In his early years, war was not yet on the horizon. There was no widespread sense that Britain would soon be drawn into conflict in Europe. Military service wasn’t compulsory. Arthur’s choices would have been shaped not by looming anxieties of conscription, but by more immediate concerns: wages, prospects, and perhaps the desire to see beyond the hedgerows of Sussex.

By 1911, the family home was a cottage by St. Mary’s church in Billingshurst, and Arthur was still recorded at home, working as an agricultural engineer. By the following year, he had turned to the sea.

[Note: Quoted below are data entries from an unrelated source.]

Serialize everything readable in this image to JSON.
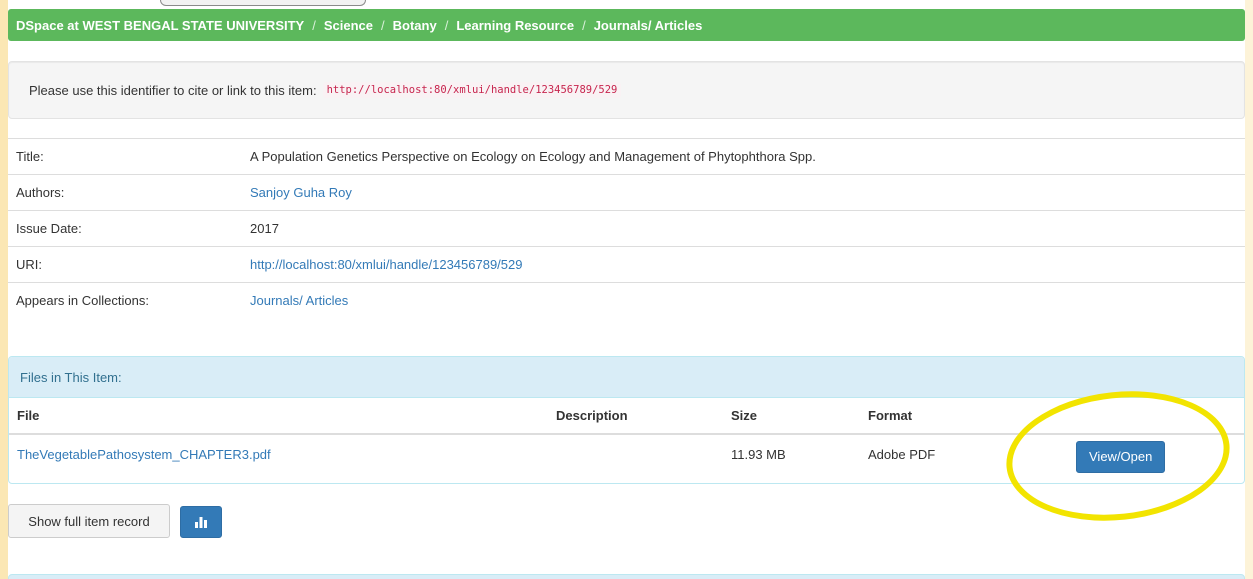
{
  "breadcrumb": {
    "items": [
      "DSpace at WEST BENGAL STATE UNIVERSITY",
      "Science",
      "Botany",
      "Learning Resource",
      "Journals/ Articles"
    ],
    "separator": "/"
  },
  "cite": {
    "text": "Please use this identifier to cite or link to this item:",
    "url": "http://localhost:80/xmlui/handle/123456789/529"
  },
  "metadata": {
    "title_label": "Title:",
    "title_value": "A Population Genetics Perspective on Ecology on Ecology and Management of Phytophthora Spp.",
    "authors_label": "Authors:",
    "authors_value": "Sanjoy Guha Roy",
    "date_label": "Issue Date:",
    "date_value": "2017",
    "uri_label": "URI:",
    "uri_value": "http://localhost:80/xmlui/handle/123456789/529",
    "collections_label": "Appears in Collections:",
    "collections_value": "Journals/ Articles"
  },
  "files": {
    "heading": "Files in This Item:",
    "columns": [
      "File",
      "Description",
      "Size",
      "Format"
    ],
    "rows": [
      {
        "file": "TheVegetablePathosystem_CHAPTER3.pdf",
        "description": "",
        "size": "11.93 MB",
        "format": "Adobe PDF",
        "action": "View/Open"
      }
    ]
  },
  "actions": {
    "show_full_record": "Show full item record"
  },
  "colors": {
    "breadcrumb_bg": "#5cb85c",
    "link": "#337ab7",
    "primary_button": "#337ab7",
    "panel_heading": "#d9edf7",
    "highlight": "#f2e400",
    "code_text": "#c7254e"
  }
}
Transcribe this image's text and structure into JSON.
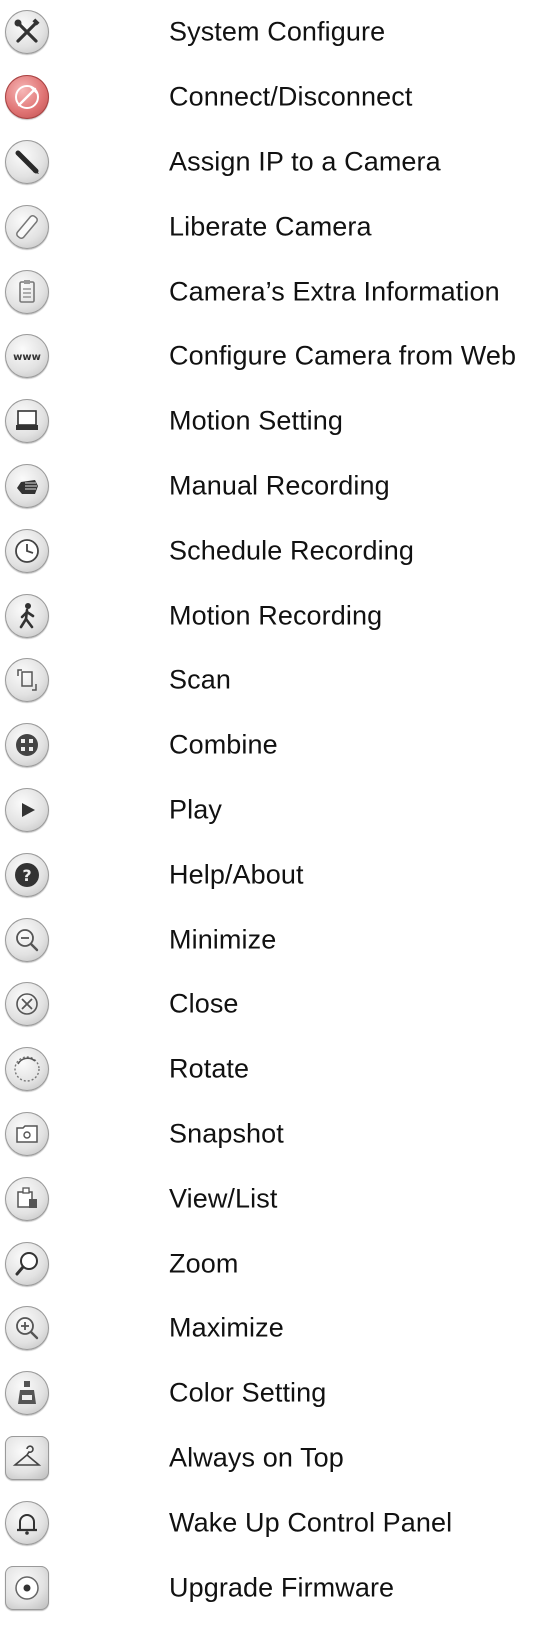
{
  "items": [
    {
      "label": "System Configure",
      "icon": "tools-icon"
    },
    {
      "label": "Connect/Disconnect",
      "icon": "plug-icon"
    },
    {
      "label": "Assign IP to a Camera",
      "icon": "pen-icon"
    },
    {
      "label": "Liberate Camera",
      "icon": "eraser-icon"
    },
    {
      "label": "Camera’s Extra Information",
      "icon": "clipboard-icon"
    },
    {
      "label": "Configure Camera from Web",
      "icon": "www-icon"
    },
    {
      "label": "Motion Setting",
      "icon": "monitor-icon"
    },
    {
      "label": "Manual Recording",
      "icon": "hand-icon"
    },
    {
      "label": "Schedule Recording",
      "icon": "clock-icon"
    },
    {
      "label": "Motion Recording",
      "icon": "walking-person-icon"
    },
    {
      "label": "Scan",
      "icon": "scan-icon"
    },
    {
      "label": "Combine",
      "icon": "combine-icon"
    },
    {
      "label": "Play",
      "icon": "play-icon"
    },
    {
      "label": "Help/About",
      "icon": "help-icon"
    },
    {
      "label": "Minimize",
      "icon": "zoom-out-icon"
    },
    {
      "label": "Close",
      "icon": "close-icon"
    },
    {
      "label": "Rotate",
      "icon": "rotate-icon"
    },
    {
      "label": "Snapshot",
      "icon": "snapshot-icon"
    },
    {
      "label": "View/List",
      "icon": "view-list-icon"
    },
    {
      "label": "Zoom",
      "icon": "magnifier-icon"
    },
    {
      "label": "Maximize",
      "icon": "zoom-in-icon"
    },
    {
      "label": "Color Setting",
      "icon": "color-bottle-icon"
    },
    {
      "label": "Always on Top",
      "icon": "hanger-icon"
    },
    {
      "label": "Wake Up Control Panel",
      "icon": "bell-icon"
    },
    {
      "label": "Upgrade Firmware",
      "icon": "disc-icon"
    }
  ]
}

Attracted by the opportunity of a steward’s job, promising regular pay, food, and the possibility of tips from wealthier passengers. For a young man raised in a crowded cottage, the offer must have felt both practical and liberating. No less, he would be working on the “unsinkable” new ship: RMS Titanic. On 4 April 1912, Arthur signed on as a plate steward, earning £3 15s a month.

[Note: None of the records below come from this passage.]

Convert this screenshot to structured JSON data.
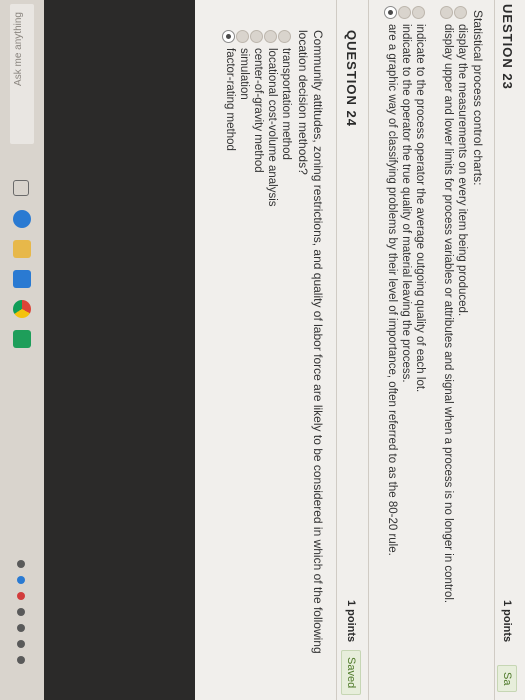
{
  "q23": {
    "header": "UESTION 23",
    "points": "1 points",
    "saved": "Sa",
    "prompt": "Statistical process control charts:",
    "options": [
      {
        "text": "display the measurements on every item being produced.",
        "selected": false
      },
      {
        "text": "display upper and lower limits for process variables or attributes and signal when a process is no longer in control.",
        "selected": false
      },
      {
        "text": "indicate to the process operator the average outgoing quality of each lot.",
        "selected": false
      },
      {
        "text": "indicate to the operator the true quality of material leaving the process.",
        "selected": false
      },
      {
        "text": "are a graphic way of classifying problems by their level of importance, often referred to as the 80-20 rule.",
        "selected": true
      }
    ]
  },
  "q24": {
    "header": "QUESTION 24",
    "points": "1 points",
    "saved": "Saved",
    "prompt": "Community attitudes, zoning restrictions, and quality of labor force are likely to be considered in which of the following location decision methods?",
    "options": [
      {
        "text": "transportation method",
        "selected": false
      },
      {
        "text": "locational cost-volume analysis",
        "selected": false
      },
      {
        "text": "center-of-gravity method",
        "selected": false
      },
      {
        "text": "simulation",
        "selected": false
      },
      {
        "text": "factor-rating method",
        "selected": true
      }
    ]
  },
  "taskbar": {
    "search_placeholder": "Ask me anything",
    "icons": [
      "task-view-icon",
      "edge-icon",
      "file-explorer-icon",
      "store-icon",
      "chrome-icon",
      "app-icon"
    ]
  }
}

It was demanding work: long hours, polishing cutlery, refilling glasses, serving passengers who barely noticed you. But it was steady, and perhaps even exciting — a ticket across the Atlantic on the grandest ship afloat.

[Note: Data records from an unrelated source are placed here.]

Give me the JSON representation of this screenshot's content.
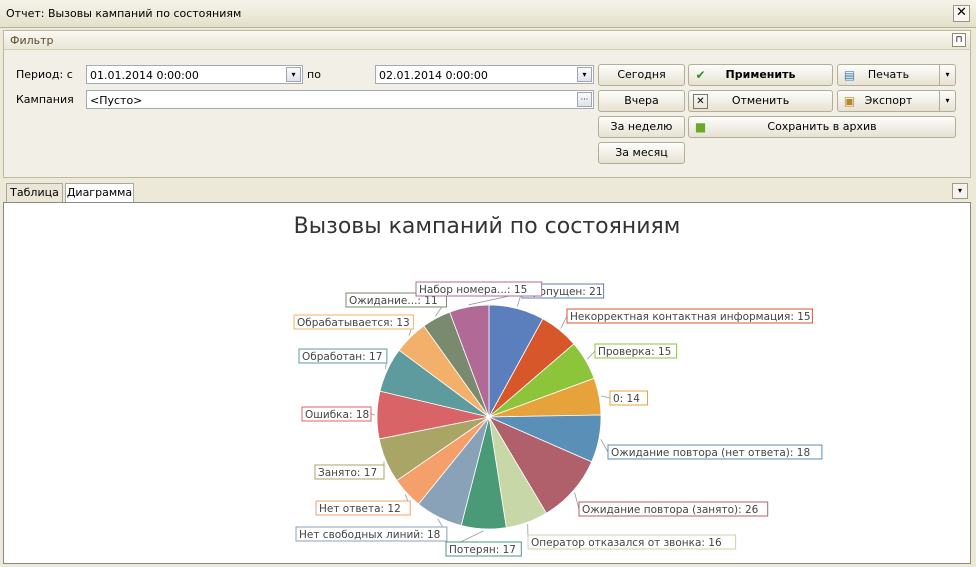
{
  "window": {
    "title": "Отчет: Вызовы кампаний по состояниям",
    "close_glyph": "✕"
  },
  "filter": {
    "header": "Фильтр",
    "pin_glyph": "⊓",
    "period_label": "Период: с",
    "date_from": "01.01.2014 0:00:00",
    "to_label": "по",
    "date_to": "02.01.2014 0:00:00",
    "campaign_label": "Кампания",
    "campaign_value": "<Пусто>",
    "ellipsis": "···",
    "drop_glyph": "▾"
  },
  "buttons": {
    "today": "Сегодня",
    "yesterday": "Вчера",
    "week": "За неделю",
    "month": "За месяц",
    "apply": "Применить",
    "cancel": "Отменить",
    "save_archive": "Сохранить в архив",
    "print": "Печать",
    "export": "Экспорт"
  },
  "icons": {
    "apply": "check-icon",
    "cancel": "cancel-icon",
    "save_archive": "archive-icon",
    "print": "printer-icon",
    "export": "briefcase-icon"
  },
  "tabs": [
    {
      "label": "Таблица",
      "active": false
    },
    {
      "label": "Диаграмма",
      "active": true
    }
  ],
  "chart_data": {
    "type": "pie",
    "title": "Вызовы кампаний по состояниям",
    "slices": [
      {
        "label": "Пропущен",
        "value": 21,
        "color": "#5b7fbd"
      },
      {
        "label": "Некорректная контактная информация",
        "value": 15,
        "color": "#d8572a"
      },
      {
        "label": "Проверка",
        "value": 15,
        "color": "#8cc43a"
      },
      {
        "label": "0",
        "value": 14,
        "color": "#e6a33b"
      },
      {
        "label": "Ожидание повтора (нет ответа)",
        "value": 18,
        "color": "#5a8fb8"
      },
      {
        "label": "Ожидание повтора (занято)",
        "value": 26,
        "color": "#b0606b"
      },
      {
        "label": "Оператор отказался от звонка",
        "value": 16,
        "color": "#c7d7a8"
      },
      {
        "label": "Потерян",
        "value": 17,
        "color": "#4a9a78"
      },
      {
        "label": "Нет свободных линий",
        "value": 18,
        "color": "#8aa2b8"
      },
      {
        "label": "Нет ответа",
        "value": 12,
        "color": "#f5a06a"
      },
      {
        "label": "Занято",
        "value": 17,
        "color": "#a8a567"
      },
      {
        "label": "Ошибка",
        "value": 18,
        "color": "#d86468"
      },
      {
        "label": "Обработан",
        "value": 17,
        "color": "#5e9b9e"
      },
      {
        "label": "Обрабатывается",
        "value": 13,
        "color": "#f3b06a"
      },
      {
        "label": "Ожидание...",
        "value": 11,
        "color": "#7a8a6e"
      },
      {
        "label": "Набор номера...",
        "value": 15,
        "color": "#b06a95"
      }
    ]
  }
}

When the Titanic struck the iceberg, as crew, Arthur would have been asked to remain calm and assist passengers to the lifeboats. Perhaps through his will to survive, Arthur found his way into one himself, believed to have been lifeboat 13. Back in Sussex, his family must have been both desperate and terrified to read the news. Journalists scrambled to report details of both survivals and tragedies — but details were muddled in the rush, and newspapers confused his name with his father’s, Alfred.

Despite surviving, Arthur was never called to give evidence at the official Inquiries into the disaster — his name never made the headlines.

Many might have walked away from the sea after such a night. Arthur did the opposite. He went on to continue his pursuance of a career at sea, serving in the Merchant Fleet during the First World War and was also in the Royal Naval Reserve, ready to be called into service if needed.

Later he worked aboard other White Star liners, including the Majestic, Cedric and Homeric. Surviving the Titanic had not shaken him loose from the waves. If anything, it confirmed that the sea was his trade, perhaps even his destiny.

In later years Arthur broadened his skills. He worked as a mechanic, joined St David’s Lodge of Freemasons in 1918, and in 1923 he married Lillian Florence Foot. The couple had no children, but together they kept the Hop Pole Hotel in Bromyard, Herefordshire — a natural step for a man used to service and hospitality, but this time on his own terms.

Arthur died in Dorset in 1951. His story began in a modest Sussex cottage, passed through one of history’s most famous disasters, and carried on with quiet resilience. He was an ordinary man, who lived an extraordinary life.